難しいことを易しく説き書くことは大変な能力だ。物それは事をよく理解していなければできない。
近頃は、簡単に、スマホが応えてくれて、判ったように思い込んでいることが多い。
実際には少しも解っていなかったとか、曖昧にわかった振りをしていたことに気づかされるのである。

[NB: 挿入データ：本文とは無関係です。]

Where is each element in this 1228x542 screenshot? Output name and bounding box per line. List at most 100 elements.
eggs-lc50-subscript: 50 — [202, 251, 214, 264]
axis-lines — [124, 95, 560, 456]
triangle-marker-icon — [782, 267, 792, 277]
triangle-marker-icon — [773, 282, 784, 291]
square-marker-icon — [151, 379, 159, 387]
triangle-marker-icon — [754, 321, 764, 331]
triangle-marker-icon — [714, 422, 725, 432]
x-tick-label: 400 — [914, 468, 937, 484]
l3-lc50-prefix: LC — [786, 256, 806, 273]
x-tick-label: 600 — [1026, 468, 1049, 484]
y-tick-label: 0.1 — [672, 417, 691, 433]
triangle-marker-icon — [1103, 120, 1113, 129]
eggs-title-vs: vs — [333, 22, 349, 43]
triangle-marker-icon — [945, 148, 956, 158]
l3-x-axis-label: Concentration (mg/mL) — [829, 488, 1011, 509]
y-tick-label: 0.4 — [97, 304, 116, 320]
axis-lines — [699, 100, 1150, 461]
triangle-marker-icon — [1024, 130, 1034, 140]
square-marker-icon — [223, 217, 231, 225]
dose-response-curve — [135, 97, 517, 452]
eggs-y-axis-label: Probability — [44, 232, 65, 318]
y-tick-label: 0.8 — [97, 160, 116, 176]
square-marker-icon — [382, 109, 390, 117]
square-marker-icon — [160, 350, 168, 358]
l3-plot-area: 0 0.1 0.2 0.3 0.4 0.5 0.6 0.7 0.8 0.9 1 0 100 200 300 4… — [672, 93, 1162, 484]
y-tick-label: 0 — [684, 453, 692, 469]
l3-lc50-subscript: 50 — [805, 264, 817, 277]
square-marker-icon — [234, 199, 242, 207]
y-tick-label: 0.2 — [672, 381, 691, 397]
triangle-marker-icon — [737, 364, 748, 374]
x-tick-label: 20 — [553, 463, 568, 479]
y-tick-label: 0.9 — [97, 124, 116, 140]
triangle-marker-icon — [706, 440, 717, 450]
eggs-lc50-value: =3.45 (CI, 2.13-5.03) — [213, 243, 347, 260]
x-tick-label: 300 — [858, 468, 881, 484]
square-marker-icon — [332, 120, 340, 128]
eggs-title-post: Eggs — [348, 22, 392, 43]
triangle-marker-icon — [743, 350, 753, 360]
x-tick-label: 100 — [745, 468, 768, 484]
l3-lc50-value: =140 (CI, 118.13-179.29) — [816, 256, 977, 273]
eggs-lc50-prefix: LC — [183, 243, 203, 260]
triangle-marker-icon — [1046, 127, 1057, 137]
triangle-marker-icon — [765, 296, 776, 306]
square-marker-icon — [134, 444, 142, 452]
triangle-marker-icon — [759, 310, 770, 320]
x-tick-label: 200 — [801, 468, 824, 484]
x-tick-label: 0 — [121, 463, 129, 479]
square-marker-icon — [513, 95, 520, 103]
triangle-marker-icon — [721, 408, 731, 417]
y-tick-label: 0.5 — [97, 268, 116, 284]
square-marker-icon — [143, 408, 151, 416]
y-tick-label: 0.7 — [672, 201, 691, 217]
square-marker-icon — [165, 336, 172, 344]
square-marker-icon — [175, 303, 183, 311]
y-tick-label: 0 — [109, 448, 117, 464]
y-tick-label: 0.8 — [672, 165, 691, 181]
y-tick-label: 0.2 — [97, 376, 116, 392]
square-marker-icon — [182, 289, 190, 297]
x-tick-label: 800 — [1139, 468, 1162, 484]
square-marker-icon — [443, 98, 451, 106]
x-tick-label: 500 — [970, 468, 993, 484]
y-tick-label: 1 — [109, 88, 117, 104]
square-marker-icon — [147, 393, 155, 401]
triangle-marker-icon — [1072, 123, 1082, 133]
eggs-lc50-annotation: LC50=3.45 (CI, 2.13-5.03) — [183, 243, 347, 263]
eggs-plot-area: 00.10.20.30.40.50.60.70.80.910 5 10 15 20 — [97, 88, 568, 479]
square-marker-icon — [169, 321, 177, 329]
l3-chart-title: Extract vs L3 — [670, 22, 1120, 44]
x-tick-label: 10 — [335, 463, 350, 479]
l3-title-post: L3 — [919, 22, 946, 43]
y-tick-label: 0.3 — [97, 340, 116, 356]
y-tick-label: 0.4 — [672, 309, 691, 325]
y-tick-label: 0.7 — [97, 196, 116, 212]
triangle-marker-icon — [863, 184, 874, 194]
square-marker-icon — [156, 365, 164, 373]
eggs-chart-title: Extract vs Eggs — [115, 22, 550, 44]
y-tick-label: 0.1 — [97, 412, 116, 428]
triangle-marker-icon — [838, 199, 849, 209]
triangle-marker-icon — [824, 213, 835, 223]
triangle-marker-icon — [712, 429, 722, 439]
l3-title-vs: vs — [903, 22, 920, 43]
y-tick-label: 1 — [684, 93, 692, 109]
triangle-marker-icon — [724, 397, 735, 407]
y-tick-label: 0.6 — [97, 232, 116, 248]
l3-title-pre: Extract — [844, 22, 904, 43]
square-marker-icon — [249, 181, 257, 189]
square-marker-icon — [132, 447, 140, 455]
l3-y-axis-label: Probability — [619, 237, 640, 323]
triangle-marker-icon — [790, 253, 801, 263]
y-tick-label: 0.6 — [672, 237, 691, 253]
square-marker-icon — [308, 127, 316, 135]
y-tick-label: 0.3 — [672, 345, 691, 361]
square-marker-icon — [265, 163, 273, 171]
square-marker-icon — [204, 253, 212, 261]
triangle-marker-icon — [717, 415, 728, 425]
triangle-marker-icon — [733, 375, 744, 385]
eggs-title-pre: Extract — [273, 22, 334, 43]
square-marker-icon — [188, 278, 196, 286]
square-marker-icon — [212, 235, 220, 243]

生きていくことは「不思議」が増えていくことであり、特別にわたしは物覚えが悪い。ものごとを記憶するのに、理屈をつけないと憶えることができない。受験期のころからそうであった。丸暗記ができないのだ。結局時間をかけて時代背景を知るとか、理科も実験してなるほどと思わなければ脳裏に刻まれない。
ようやく納得すると後は決して忘れない。
ところで理解するということは、事実を突き止めることとは限らない。想像力と推理力を働かせて考えるのである。言葉や文章には限界があり、それを理解するにも、その裏や横を考えてみなければならない。また、思考の底に愛情を持っていなければ互いの意思の疎通を欠くことにもなる。 「ことば」だけに頼ろうとするとしばしば誤解を生む。
日本人にとって「うた」は心の叫びであり。人の死を悲しみ、自然との戦いであり、好きな異性への愛情の吐露であり、別れの切なさ、憎しみ、 喜びであった。内面の憂悶を吐きだすこともある。死んでいくものへの鎮魂の折りでもある。
時折、自分だけ吐き出して満足する種類のうたもあっていい。そのようなときに、喩え話で広がりを見せる。
本質を、ぼかすことによって憎しみ悲しみは表面に出ない。作者の本音は裏地となって、表地は華やかそうな歌もある。